Postdoctoral Researcher
ulpu.remes [at] helsinki.fi | Google scholar
Finnish Center for Artificial Intelligence FCAI
Ulpu is an FCAI postdoc co-supervised with Jukka Corander (University of Helsinki and University of Oslo) since September 2022. She has a DSc (Tech) degree in speech and language technology from Aalto University and has previously worked as a researcher at the University of Helsinki and the University of Oslo. Ulpu is interested in probabilistic machine learning methods and likelihood-free inference. In her spare time, she likes to read books and comics.
Doctoral Student
chengkun.li [at] helsinki.fi | Personal page
Researcher in Sample-Efficient Probabilistic Machine Learning
Chengkun joined the lab in August 2021 as a doctoral student. Previously, he completed the Bachelor program at Shanghai Jiao Tong University (SJTU) and a double Master program at SJTU and Ecole Centrale Paris. After working on computer vision and robotics problems, he now focuses on the foundations of machine learning and novel probabilistic learning methods, with a special interest in sample efficiency. In his spare time, Chengkun enjoys reading, playing the guitar and taking photographs.
Doctoral Student
daolang.huang [at] aalto.fi | Personal page
Researcher in Amortized Probabilistic Machine Learning
Daolang is a doctoral student co-supervised with Samuel Kaski (Aalto University) since July 2022. Previously, Daolang has worked as a research assistant in the Probabilistic Machine Learning Group at Aalto University. He received his master’s degree at Aalto University, with a major in Machine Learning, Data Science and Artificial Intelligence (Macadamia). In his spare time, he is also an electronic music producer, mainly producing house music. Daolang's work in the lab focuses on amortized inference with applications to decision making and multi-agent modeling.
Research Assistant
robert.huggins [at] helsinki.fi
Machine Learning Engineer
Bobby is an M.Sc. student in Mathematics and Statistics, and joined the lab in 2022 to continue work on porting the Variational Bayesian Monte Carlo toolbox to Python. He is animated by research that lies at the intersection of applied mathematics, statistics, and computational science, with a particular interest in statistical approaches to inverse problems. Prior to studying at HY, Bobby completed his B.A. in Mathematics at the University of Chicago, and spent several years working backstage in the live theatre industry before returning to math. In his spare time, Bobby is most likely to be found exploring Dungeons and fighting Dragons around a table (real or virtual) of friends.
Research Assistant
victor.yeomsong [at] helsinki.fi
Machine Learning Researcher
Victor is an M.Sc. student in Data Science, and joined the lab in 2023 to work on probabilistic machine learning methods such as PyBADS and PyVBMC applied to model fitting of complex cognitive science models.
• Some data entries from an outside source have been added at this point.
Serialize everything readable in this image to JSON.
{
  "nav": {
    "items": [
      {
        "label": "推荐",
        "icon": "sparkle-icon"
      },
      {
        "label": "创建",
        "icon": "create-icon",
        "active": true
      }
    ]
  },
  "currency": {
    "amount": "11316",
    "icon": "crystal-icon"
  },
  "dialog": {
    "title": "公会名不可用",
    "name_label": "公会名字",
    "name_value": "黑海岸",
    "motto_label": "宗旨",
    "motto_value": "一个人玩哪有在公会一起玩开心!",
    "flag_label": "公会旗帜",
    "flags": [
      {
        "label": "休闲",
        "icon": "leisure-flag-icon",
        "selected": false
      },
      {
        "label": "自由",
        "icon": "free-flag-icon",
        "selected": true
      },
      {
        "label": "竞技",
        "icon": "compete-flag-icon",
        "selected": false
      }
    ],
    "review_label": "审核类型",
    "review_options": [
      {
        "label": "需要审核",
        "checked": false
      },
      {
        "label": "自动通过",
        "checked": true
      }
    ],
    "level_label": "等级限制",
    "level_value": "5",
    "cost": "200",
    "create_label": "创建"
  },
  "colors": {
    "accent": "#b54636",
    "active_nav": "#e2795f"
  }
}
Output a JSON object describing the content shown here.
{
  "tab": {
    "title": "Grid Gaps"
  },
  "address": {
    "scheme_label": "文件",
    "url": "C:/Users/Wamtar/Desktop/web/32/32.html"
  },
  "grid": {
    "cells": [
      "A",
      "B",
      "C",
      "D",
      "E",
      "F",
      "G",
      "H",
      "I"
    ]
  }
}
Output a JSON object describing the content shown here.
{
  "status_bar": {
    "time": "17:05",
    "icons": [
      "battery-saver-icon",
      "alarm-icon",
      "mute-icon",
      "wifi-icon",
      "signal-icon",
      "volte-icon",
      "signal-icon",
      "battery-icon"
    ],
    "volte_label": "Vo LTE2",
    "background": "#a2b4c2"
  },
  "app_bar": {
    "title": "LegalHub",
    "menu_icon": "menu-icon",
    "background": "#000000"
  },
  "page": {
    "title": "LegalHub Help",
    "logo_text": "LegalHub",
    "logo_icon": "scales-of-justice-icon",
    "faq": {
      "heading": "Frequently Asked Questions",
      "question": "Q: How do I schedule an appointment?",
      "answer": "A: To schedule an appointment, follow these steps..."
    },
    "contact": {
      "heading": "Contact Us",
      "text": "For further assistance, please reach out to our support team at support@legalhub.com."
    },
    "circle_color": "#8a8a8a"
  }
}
His B.Sc. is in Electrical Engineering from the University of Costa Rica, and his research interests lie in Robotics, Signal Processing and Probabilistic Machine Learning. In his free time, he enjoys playing videogames, hiking and learning about mundane, everyday things.
Research Assistant
yinong.li [at] helsinki.fi
Machine Learning Researcher
Yinong is an M.Sc. student in Data Science, and joined the lab in summer 2023 to work on amortized inference, targeting models with challenging-to-evaluate likelihood functions. He completed his bachelor’s degree in Software Engineering at Jiangxi Normal University, and he is interested in Bayesian inference and probabilistic circuits. In his spare time, he enjoys collecting vintage clothing, swimming and traveling.
BSc Thesis Student
julia.perathoner [at] helsinki.fi
Julia is a B.Sc. student in Mathematics at the University of Trento and is currently doing an exchange year at the University of Helsinki. She has a keen interest in computational statistics and is currently working on efficiently implementing the statistical method Inverse Binomial Sampling in Python. In her spare time, Julia enjoys snowboarding and reading books.